The judges wrote that under the law, the presence of plutonium on properties south of the plant, which closed in 1989 for safety and environmental reasons, at best shows only a risk — not actual damages to their health or properties.

"'DNA damage and cell death' do not constitute a bodily injury in the absence of the manifestation of an actual disease or injury," the panel wrote, later adding: "Plaintiffs must necessarily establish that plutonium particles released from Rocky Flats caused a detectable level of actual damage."

Decreased property values could not be counted as damage, the court ruled.

Marilyn Cook, whose name appears on the lawsuit, hadn't seen the ruling Friday and declined to comment.

The lawsuit was filed in 1993.

A jury found that the contractors that operated the plant for the U.S. Department of Energy, Dow Chemical Co. and the former Rockwell International Corp., damaged properties downwind of the plant through negligence.

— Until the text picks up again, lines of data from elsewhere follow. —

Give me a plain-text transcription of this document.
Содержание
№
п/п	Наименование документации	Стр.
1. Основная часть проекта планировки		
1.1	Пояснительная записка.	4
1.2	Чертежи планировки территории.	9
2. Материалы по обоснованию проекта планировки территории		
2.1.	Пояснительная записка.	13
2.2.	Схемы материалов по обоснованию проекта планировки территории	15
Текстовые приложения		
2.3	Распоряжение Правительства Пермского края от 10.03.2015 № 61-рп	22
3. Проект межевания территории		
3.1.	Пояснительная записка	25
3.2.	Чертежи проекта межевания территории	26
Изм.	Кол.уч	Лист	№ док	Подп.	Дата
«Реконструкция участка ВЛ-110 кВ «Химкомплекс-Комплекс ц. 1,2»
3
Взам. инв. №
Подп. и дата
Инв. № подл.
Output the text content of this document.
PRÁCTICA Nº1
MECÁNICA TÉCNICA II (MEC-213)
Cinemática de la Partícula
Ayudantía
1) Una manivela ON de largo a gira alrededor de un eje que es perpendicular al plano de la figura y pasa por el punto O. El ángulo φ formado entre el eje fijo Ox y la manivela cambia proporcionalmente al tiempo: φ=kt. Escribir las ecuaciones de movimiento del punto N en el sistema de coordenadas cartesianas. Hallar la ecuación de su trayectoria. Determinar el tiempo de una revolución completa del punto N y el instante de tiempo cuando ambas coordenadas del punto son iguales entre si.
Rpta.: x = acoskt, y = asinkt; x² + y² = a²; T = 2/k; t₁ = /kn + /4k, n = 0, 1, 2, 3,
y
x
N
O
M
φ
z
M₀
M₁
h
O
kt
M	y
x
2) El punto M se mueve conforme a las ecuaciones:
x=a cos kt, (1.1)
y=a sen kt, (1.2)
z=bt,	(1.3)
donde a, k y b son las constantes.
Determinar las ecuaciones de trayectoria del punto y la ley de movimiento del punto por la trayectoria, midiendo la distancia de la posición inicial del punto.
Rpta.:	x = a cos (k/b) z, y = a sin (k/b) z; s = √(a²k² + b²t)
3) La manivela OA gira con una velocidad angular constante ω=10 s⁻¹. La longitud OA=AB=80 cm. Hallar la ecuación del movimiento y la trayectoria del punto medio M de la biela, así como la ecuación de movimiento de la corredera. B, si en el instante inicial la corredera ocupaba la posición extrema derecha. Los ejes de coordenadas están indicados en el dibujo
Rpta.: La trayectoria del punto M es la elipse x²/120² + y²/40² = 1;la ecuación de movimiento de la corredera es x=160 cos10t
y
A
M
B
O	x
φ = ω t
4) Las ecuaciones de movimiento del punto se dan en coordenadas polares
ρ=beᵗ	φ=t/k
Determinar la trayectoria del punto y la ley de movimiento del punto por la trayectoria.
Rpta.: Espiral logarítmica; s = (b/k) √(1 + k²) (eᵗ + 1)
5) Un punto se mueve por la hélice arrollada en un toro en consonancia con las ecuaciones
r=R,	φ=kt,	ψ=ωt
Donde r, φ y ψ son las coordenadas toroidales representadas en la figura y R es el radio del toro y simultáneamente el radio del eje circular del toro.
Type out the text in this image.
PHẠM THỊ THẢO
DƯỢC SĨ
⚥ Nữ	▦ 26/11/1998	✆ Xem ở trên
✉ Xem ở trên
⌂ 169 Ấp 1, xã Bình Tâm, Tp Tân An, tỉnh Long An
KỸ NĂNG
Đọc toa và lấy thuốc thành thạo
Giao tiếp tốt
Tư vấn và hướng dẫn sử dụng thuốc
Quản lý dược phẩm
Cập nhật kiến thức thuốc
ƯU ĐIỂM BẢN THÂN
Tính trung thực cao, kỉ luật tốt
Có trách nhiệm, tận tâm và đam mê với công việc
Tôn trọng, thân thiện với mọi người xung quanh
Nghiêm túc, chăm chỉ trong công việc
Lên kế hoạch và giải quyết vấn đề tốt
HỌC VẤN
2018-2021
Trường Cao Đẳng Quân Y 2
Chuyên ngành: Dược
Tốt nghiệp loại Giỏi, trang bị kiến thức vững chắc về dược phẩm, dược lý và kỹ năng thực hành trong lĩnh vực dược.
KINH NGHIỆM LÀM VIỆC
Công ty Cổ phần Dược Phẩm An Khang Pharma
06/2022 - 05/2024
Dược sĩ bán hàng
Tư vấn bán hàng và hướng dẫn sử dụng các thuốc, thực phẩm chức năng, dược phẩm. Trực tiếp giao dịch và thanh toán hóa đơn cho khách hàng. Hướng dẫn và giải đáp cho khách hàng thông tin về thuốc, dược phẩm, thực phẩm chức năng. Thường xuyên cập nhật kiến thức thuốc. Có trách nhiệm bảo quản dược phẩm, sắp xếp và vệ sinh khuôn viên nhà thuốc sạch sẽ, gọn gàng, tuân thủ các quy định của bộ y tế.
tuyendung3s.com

Chris Landau, the lead attorney for the contractors, and Steve Kelly, the lead attorney for the homeowner, did not immediately return messages.

Dow Chemical said in a prepared statement that, from the outset of the case 20 years ago, the company has claimed there was no harm to property owners or damage to property values.

"Dow's position regarding the health effects has been supported by independent panels and state and federal governmental agencies including the Center for Disease Control, the Environmental Protection Agency, and the Colorado Department of Public Health and Environment," the company said.

Among incidents documented at the plant that made nuclear triggers called "pits" for nuclear weapons starting in 1953, was the storage of plutonium contaminated barrels of solvents and waste oil that were stored outdoors until the late 1960s. Those barrels leaked and windstorms blew away some of the contaminated soil away, according to the state health department.

Taxpayers have paid the contractors' legal bills and would have paid any penalties under Energy Department contracts indemnifying the companies.

Dow Chemical operated the Rocky Flats for the government from the 1950s until 1975; Rockwell ran it from 1975 until 1989.

The site has been remediated and converted into a national wildlife refuge.